Governments should seize the opportunity presented by the pandemic to reinforce their EHSs. African countries should be thinking about how to maximise the usefulness of every health investment stemming from Covid-19 financing and support. If correctly applied, the pandemic dividend has significant implications for overall health-system strengthening.
Governments will need to secure more sustainable solutions for long-term public-health funding. This will require a larger commitment of domestic resources. These funds are critical to countries’ ability to expand the health-care workforce and accelerate the integration of digital-health technology – both of which are key to safeguarding EHSs against future threats. Ultimately, the region must develop local capacity for manufacturing of essential medical commodities in order to build truly resilient health systems.

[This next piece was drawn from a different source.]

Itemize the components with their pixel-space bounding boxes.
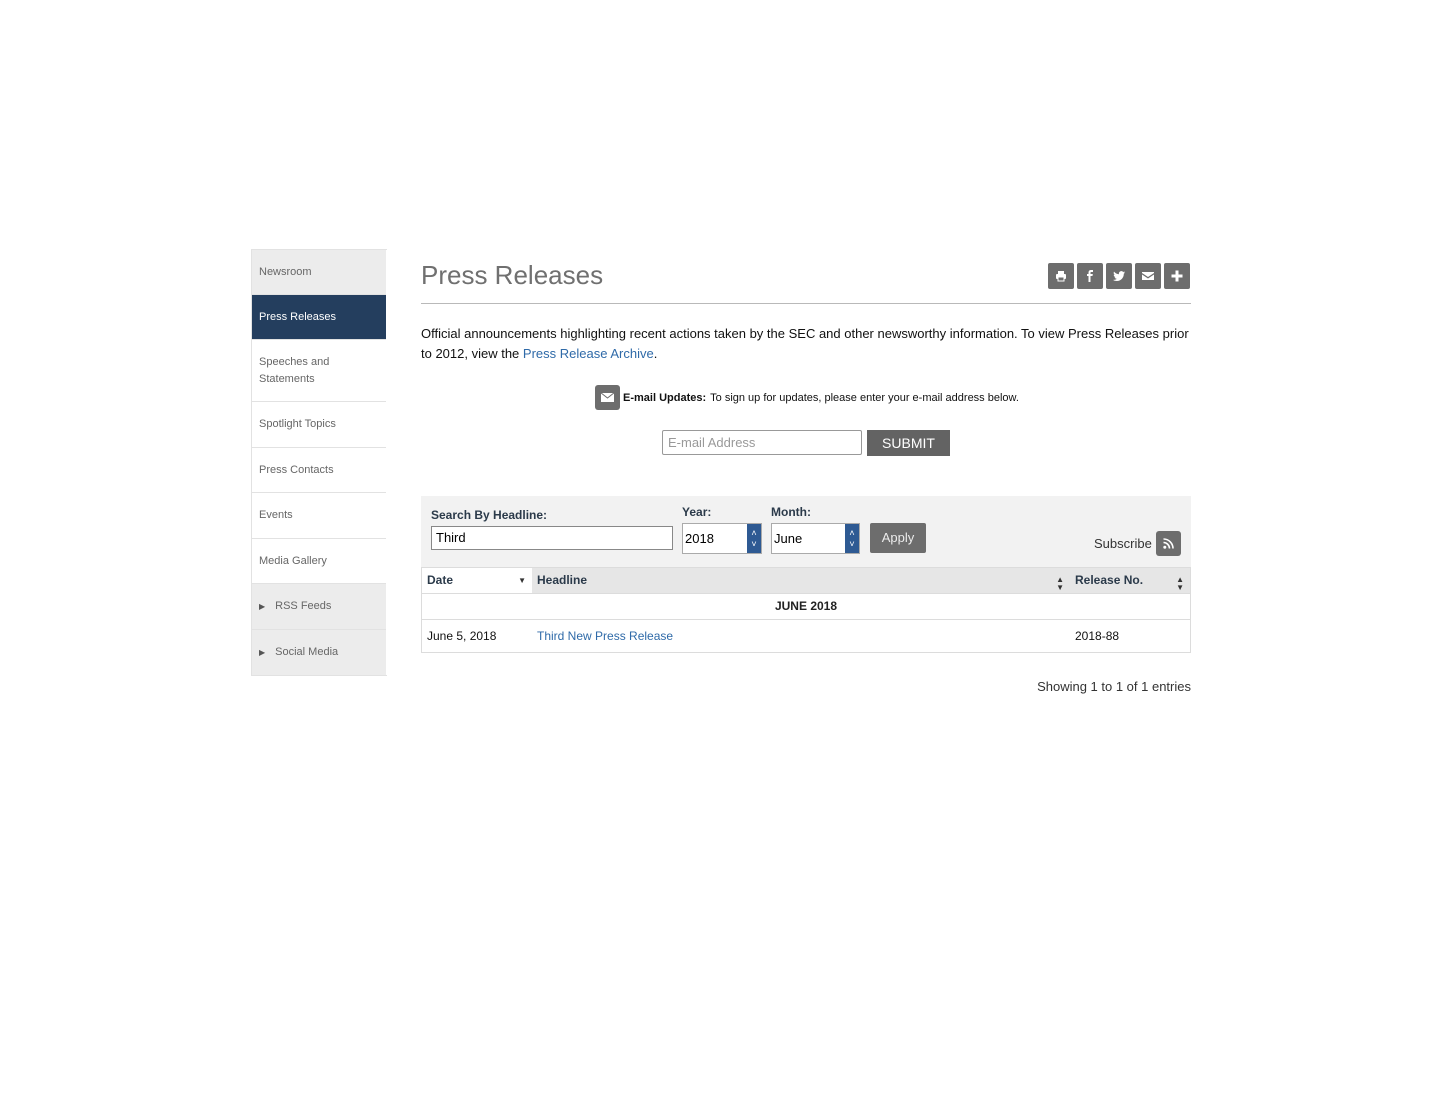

The redirection of resources normally used for EHSs, such as health workers, diagnostic tools, financing and supplies, was a necessary action for many governments during the height of the pandemic as they balanced supressing the transmission of Covid under limited operational bandwidth with the usual health-care demands of their countries. However, the consequences of these disruptions are considerable, and we may only be seeing the tip of the iceberg in terms of knock-on effects. To avoid having to make the same trade-off in the future, governments must develop a post-Covid health plan that prioritises and protects EHSs for the future.